Methods: In this prospective pilot study, multiple b-value DWI and T1-weighted DCE-MRI were performed in patients with brain metastases before and within 72 hours following SRS. Diffusion-weighted images were analyzed using the monoexponential and intravoxel incoherent motion (IVIM) models. DCE-MRI data were analyzed using the extended Tofts pharmacokinetic model. The parameters obtained with these methods were correlated with brain metastasis outcomes according to modified Response Assessment in Neuro-Oncology Brain Metastases criteria.

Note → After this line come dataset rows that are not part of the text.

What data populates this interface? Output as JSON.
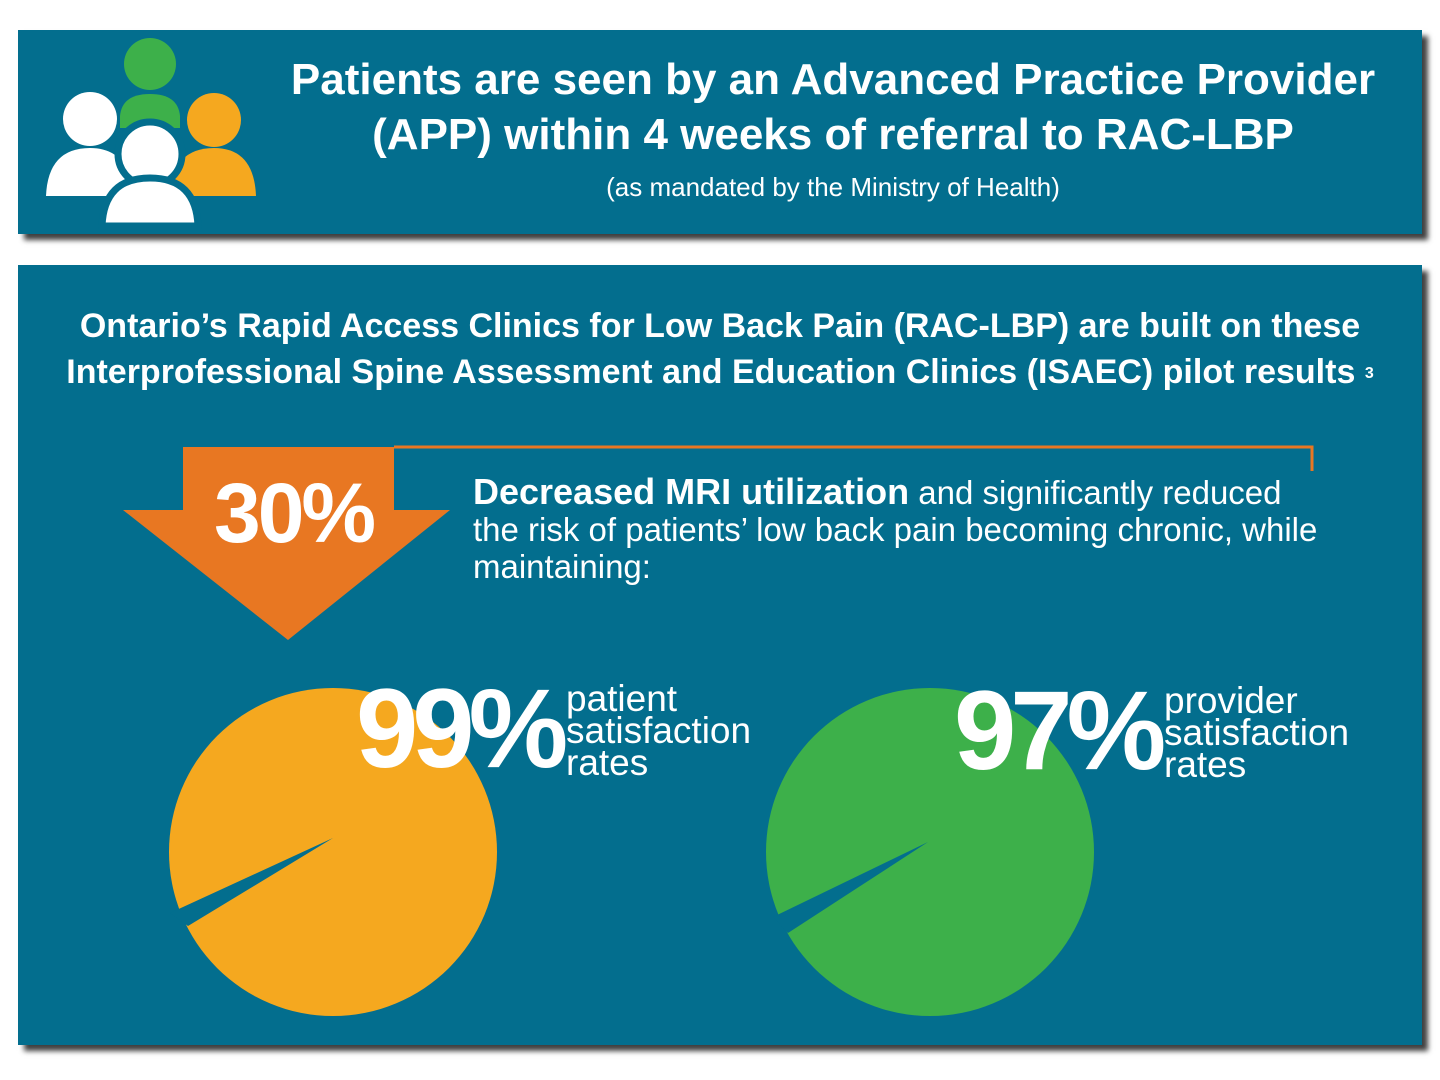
{
  "header": {
    "title_line1": "Patients are seen by an Advanced Practice Provider",
    "title_line2": "(APP) within 4 weeks of referral to RAC-LBP",
    "subtitle": "(as mandated by the Ministry of Health)",
    "icon": "people-group-icon"
  },
  "main": {
    "heading_line1": "Ontario’s Rapid Access Clinics for Low Back Pain (RAC-LBP) are built on these",
    "heading_line2": "Interprofessional Spine Assessment and Education Clinics (ISAEC) pilot results",
    "footnote": "3",
    "arrow_value": "30%",
    "arrow_icon": "down-arrow-icon",
    "desc_bold": "Decreased MRI utilization",
    "desc_rest": " and significantly reduced the risk of patients’ low back pain becoming chronic, while maintaining:",
    "stats": [
      {
        "value": "99%",
        "percent": 99,
        "label1": "patient",
        "label2": "satisfaction",
        "label3": "rates",
        "color": "#f5a81f"
      },
      {
        "value": "97%",
        "percent": 97,
        "label1": "provider",
        "label2": "satisfaction",
        "label3": "rates",
        "color": "#3db04a"
      }
    ]
  },
  "colors": {
    "panel": "#036e8e",
    "arrow": "#e87722",
    "orange": "#f5a81f",
    "green": "#3db04a"
  }
}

Results: We included 25 lesions from 16 patients; 16 patients underwent pre-SRS MRI and 12 of 16 patients underwent both pre- and early (within 72 hours) post-SRS MRI. The perfusion fraction (f) derived from IVIM early post-SRS was higher in lesions demonstrating progressive disease than in lesions demonstrating stable disease, partial response, or complete response (q = .041). Pre-SRS extracellular extravascular volume fraction, v_e , and volume transfer coefficient, K^trans , derived from DCE-MRI were higher in nonresponders versus responders (q = .041).

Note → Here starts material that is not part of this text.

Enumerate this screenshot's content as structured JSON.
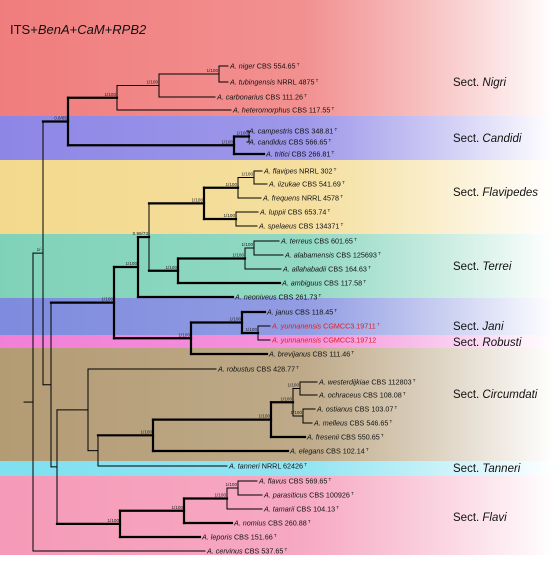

Conclusions: Quantitative DWI and DCE-MRI are feasible imaging methods in the pre- and early (within 72 hours) post-SRS evaluation of brain metastases. DWI- and DCE-MRI-derived parameters demonstrated physiologic changes (tumor cellularity and vascularity) and offer potentially useful biomarkers that can predict treatment response. This allows for initiation of alternate therapies within an effective time window that may help prevent disease progression.

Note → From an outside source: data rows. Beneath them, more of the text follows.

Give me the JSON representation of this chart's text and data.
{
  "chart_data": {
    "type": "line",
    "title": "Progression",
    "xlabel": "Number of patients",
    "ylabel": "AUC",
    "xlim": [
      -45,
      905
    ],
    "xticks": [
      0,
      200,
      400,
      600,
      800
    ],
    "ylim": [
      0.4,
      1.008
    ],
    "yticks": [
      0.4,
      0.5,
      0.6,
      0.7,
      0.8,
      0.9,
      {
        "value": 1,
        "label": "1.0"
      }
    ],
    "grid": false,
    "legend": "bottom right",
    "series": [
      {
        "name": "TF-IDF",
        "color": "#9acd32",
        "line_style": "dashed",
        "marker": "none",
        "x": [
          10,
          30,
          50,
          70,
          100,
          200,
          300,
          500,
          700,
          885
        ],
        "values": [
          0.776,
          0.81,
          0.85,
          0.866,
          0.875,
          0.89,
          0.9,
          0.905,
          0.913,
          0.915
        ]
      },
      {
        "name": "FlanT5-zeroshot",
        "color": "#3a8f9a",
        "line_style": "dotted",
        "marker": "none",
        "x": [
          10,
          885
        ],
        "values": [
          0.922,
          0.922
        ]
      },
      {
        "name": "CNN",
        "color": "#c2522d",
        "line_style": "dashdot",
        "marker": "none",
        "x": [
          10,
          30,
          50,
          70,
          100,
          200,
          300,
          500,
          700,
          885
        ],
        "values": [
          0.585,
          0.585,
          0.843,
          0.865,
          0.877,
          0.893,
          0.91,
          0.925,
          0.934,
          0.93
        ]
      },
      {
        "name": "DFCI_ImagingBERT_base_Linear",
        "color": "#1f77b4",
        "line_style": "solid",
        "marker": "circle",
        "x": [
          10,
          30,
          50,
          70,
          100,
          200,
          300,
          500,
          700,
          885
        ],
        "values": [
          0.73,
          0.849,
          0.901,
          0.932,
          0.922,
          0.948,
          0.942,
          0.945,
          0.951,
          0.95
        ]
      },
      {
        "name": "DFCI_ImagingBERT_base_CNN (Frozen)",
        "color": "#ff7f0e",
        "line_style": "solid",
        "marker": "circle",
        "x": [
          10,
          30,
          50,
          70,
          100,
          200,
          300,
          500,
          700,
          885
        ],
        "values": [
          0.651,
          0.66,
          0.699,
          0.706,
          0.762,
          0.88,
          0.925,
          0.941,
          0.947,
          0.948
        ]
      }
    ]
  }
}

Keywords: Brain metastases; DCE-MRI; DWI; stereotactic radiosurgery; treatment response.

Figure 1.

Representative pre- and early post-SRS MR images from an 80-year-old female with right occipital lobe brain metastasis that eventually demonstrated PD on follow-up. Top panel: The yellow rectangle surrounds the metastatic lesion on the pre-SRS DWI (b=0 s/mm²) image. Diffusion coefficient (D) (× 10⁻³ mm²/s), pseudo-diffusion coefficient (D*) (× 10⁻³ mm²/s), and perfusion fraction (f) maps are zoomed in at the locations of the regions of interest (ROIs). The lesion volume was unchanged within 72 hours of SRS. Bottom panel: The yellow rectangle surrounds the metastatic lesion on the pre-SRS T1-postcontrast image. K^trans (min⁻¹), volume fraction of extracellular extravascular space (v_e), and vascular volume (v_p) maps are zoomed in at the locations of the ROIs.

Figure 2.

Representative pre-SRS and early post-SRS MR images from a 51-year-old female with right frontal lobe metastasis that eventually demonstrated CR on follow-up. Top panel: The yellow rectangle surrounds the metastatic lesion on pre-SRS diffusion weighted (b=0 s/mm²) image. Diffusion coefficient (D) (×10⁻³ mm²/s), pseudo-diffusion coefficient (D*) (×10⁻³ mm²/s), and perfusion fraction (f) maps are zoomed at the locations of regions of interests (ROIs). The lesion volume was reduced on early post-SRS imaging. Bottom panel: The yellow rectangle surrounds the metastatic lesion on pre-SRS T1-postcontrast image. K^trans (min⁻¹), volume fraction of extracellular extravascular space (v_e), and vascular volume (v_p) maps are zoomed at the locations of ROIs.

Figure 3.

ROC curves for post-SRS f mean and median and D* and pre-SRS v_e median and k_trans mean and median. The area under the curve (AUC) for post-SRS perfusion fraction (f) mean, f median, and pseudo-diffusion coefficient (D*) mean, and pre-SRS Ktrans mean, Ktrans median, and volume fraction of extracellular extravascular space (ve) median was 0.88, 0.93, 0.84, 0.79, 0.85, and 0.78 respectively.

Figure 4.

Univariate analysis of DWI and DCE-MRI metrics using WRST and comparison of DWI and DCE-MRI metrics pre- and post-SRS using WSRT. Lesions that progressed had a higher perfusion fraction (f) mean and median than those that did not (0.416 vs. 0.336, q = 0.041; 0.500 vs. 0.358, q = 0.033 respectively). Lesions that responded to SRS had a lower pre-SRS k_trans mean, k_trans median, and v_e median than those that did not (0.044 vs. 0.093, q = 0.041; 0.032 vs 0.080, q = 0.033; 0.089 vs. 0.181, q = 0.041 respectively). ADC mean and median trended higher in lesions post-SRS than pre-SRS (p = 0.0522 and 0.065 respectively). V_p was lower in lesions post-SRS than pre-SRS (p=0.009). ADC, apparent diffusion coefficient. K^trans, index of tumor vascular permeability. V_e, volume fraction of extracellular extravascular space. V_p, vascular volume.